Toronto Maple Leafs at Tampa Bay Lightning: Game # 73

Time:  7:30 p.m.

Location: Amalie Arena

Broadcast/Streaming: SUN, TSN4

Opponent SBNation Site: Raw Charge

It’s every Toronto resident’s duty to go to Florida in March, so the Leafs are merely fulfilling their obligation by travelling south for a quick tour. Naturally, even if you were sick or a little banged up yesterday, the day the plane takes off for Tampa, suddenly you feel better.

So it is that Frederik Andersen, Auston Matthews, Nikita Zaitsev and Leo Komarov are on the trip, although only Andersen is in the game for sure. He has to at least backup, as Garret Sparks is back with the Marlies. Update: he is confirmed as the starter.

The Leafs are coming off two really easy wins off of two really bad teams. It is time to change gears. And while a player like Andreas Johnsson was absolutely on fire against the Habs, the Lightning are less likely to just let him shoot 10 times at their net.

One change from the team that stomped the Habs into tiny little Bleu, Blanc et Rouge bits of dust is that Josh Leivo is in for Dominic Moore. The point of the change seems to be to get Leivo on the second power play unit.

Tampa, who dropped a game to Boston by not really trying to win it, followed up with a fairly easy win against the Oilers on the next day. The Bolts dramatically outshot the Oilers, who have no defence to speak of, but the interesting thing was the way the fairly disinterested Edmonton team could still gain the zone against Tampa.

Toronto Maple Leafs

Lines are from Monday’s practice and assume no Matthews or Zaitsev

Forward Lines

Patrick Marleau - Nazem Kadri - Mitch Marner
Andreas Johnsson- William Nylander - Zach Hyman
James van Riemsdyk - Tyler Bozak - Connor Brown
Josh Leivo - Tomas Plekanec - Kasperi Kapanen

Defence Pairings

Morgan Rielly - Ron Hainsey
Jake Gardiner - Roman Polak
Travis Dermott -Connor Carrick

Goaltenders

Frederik Andersen
Curtis McElhinney

Tampa Bay Lightning

Lines are from the morning skate today

Forward Lines

J.T. Miller - Steven Stamkos - Nikita Kucherov
Ondrej Palat - Brayden Point - Tyler Johnson
Alex Killorn - Yanni Gourde - Adam Erne
Chris Kunitz - Anthony Cirelli - Ryan Callahan

Defence Pairings

Victor Hedman - Anton Stralman
Ryan McDonagh - Dan Girardi
Mikhail Sergachev - Braydon Coburn

Goaltenders

Andrei Vasilevskiy - starter
Louis Domingue


Tampa mixed up their lines a bit from the Boston game to the Edmonton game. And the morning skate today was even more stirred up, with the return after months out of Ondrej Palat. If he does play tonight, the biggest effect there is that he pushes Yanni Gourde lower down the lineup where he belongs.

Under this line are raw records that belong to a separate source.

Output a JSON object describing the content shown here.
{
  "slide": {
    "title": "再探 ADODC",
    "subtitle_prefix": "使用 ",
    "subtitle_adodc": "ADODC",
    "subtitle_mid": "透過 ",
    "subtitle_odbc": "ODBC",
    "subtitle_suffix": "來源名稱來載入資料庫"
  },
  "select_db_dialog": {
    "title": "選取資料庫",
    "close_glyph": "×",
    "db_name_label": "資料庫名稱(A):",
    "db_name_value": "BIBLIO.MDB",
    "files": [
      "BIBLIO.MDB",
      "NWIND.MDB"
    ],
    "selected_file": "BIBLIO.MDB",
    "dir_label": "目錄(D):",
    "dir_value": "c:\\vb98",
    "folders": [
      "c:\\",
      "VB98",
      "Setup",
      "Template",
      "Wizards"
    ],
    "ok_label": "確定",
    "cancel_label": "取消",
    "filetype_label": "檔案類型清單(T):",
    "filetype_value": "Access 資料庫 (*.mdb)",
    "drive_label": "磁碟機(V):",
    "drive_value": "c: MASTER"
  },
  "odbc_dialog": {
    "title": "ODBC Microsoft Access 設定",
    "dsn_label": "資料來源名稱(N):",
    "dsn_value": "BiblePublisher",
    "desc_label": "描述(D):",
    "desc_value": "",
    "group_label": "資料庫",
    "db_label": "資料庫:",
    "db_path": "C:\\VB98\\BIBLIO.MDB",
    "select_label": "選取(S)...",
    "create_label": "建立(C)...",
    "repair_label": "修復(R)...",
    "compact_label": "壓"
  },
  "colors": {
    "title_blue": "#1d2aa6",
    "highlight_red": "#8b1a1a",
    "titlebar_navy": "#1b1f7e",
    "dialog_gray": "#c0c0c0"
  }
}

This Tampa lineup is not deep at forward. They routinely play Gourde, Adam Erne and Cory Conacher way too far up. Even with the better-looking lineup with Palat in it, I’ll still take Bozak and the boys over that third line.

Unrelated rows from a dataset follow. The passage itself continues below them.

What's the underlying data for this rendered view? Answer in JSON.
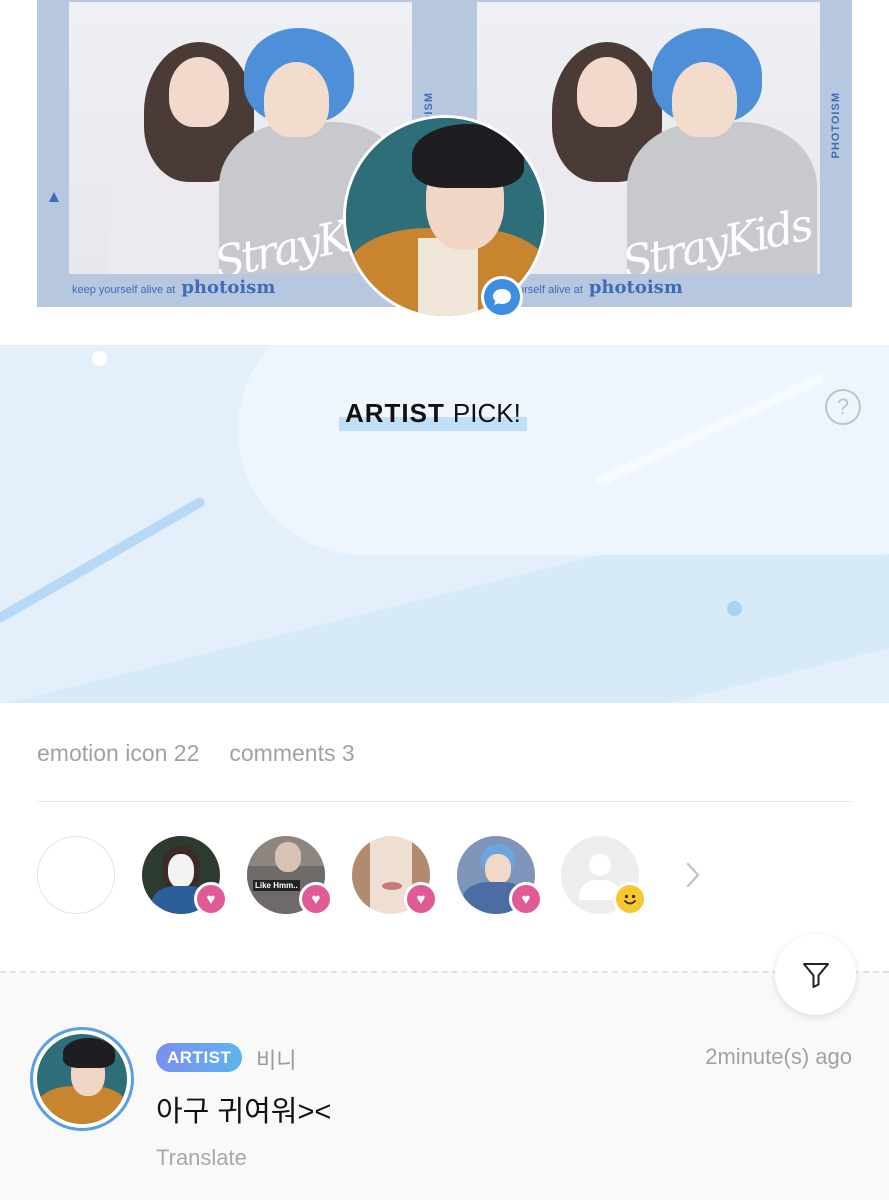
{
  "photo_strip": {
    "frames": [
      {
        "footer_small": "keep yourself alive at",
        "brand": "photoism",
        "side_label": "PHOTOISM",
        "signature": "StrayKids"
      },
      {
        "footer_small": "keep yourself alive at",
        "brand": "photoism",
        "side_label": "PHOTOISM",
        "signature": "StrayKids"
      }
    ]
  },
  "artist_pick": {
    "title_bold": "ARTIST",
    "title_rest": "PICK!",
    "help_symbol": "?",
    "avatar_icon": "artist-avatar",
    "badge_icon": "chat-bubble-icon"
  },
  "stats": {
    "emotion": "emotion icon 22",
    "comments": "comments 3"
  },
  "reactors": [
    {
      "type": "empty"
    },
    {
      "type": "photo",
      "badge": "heart-icon",
      "overlay_text": ""
    },
    {
      "type": "photo",
      "badge": "heart-icon",
      "overlay_text": "Like Hmm.."
    },
    {
      "type": "photo",
      "badge": "heart-icon",
      "overlay_text": ""
    },
    {
      "type": "photo",
      "badge": "heart-icon",
      "overlay_text": ""
    },
    {
      "type": "default",
      "badge": "smile-icon",
      "overlay_text": ""
    }
  ],
  "comment": {
    "badge": "ARTIST",
    "name": "비니",
    "time": "2minute(s) ago",
    "text": "아구 귀여워><",
    "translate": "Translate"
  },
  "colors": {
    "accent_blue": "#3b8ee0",
    "heart_pink": "#e05b95",
    "banner_bg": "#e3f0fb"
  }
}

The defence situation is a different story. That top pair is fine-grade stuff, and McDonagh-Girardi are a wash with Gardiner-Polak. I was amazed at the dumb shit™ Sergachev was doing in the two most recent games, so I think Travis Dermott might win on that measure of a rookie defender. Sergachev is a heavier offensive threat, however.

I can’t help but notice that Gourde, who is getting buzz as the next Marchessault, has the highest on-ice shooting percentage on the team. He is Tampa’s Richard Panik, which is funny because they could have just kept Panik and been no worse off. Gourde’s getting away with it for now, but at some point, he will turn back into a pumpkin.

My feeling on this team is that the Leafs win once you get to the depth matchups — maybe once you get to the second line — but you have to get there first, which means keeping Stamkos and Kucherov as unfruitful as they looked against Boston the other day. Good luck Naz, you’ll need it.

Score early, score often, Leafs. And keep scoring until the bitter end. That’s the only recipe that works.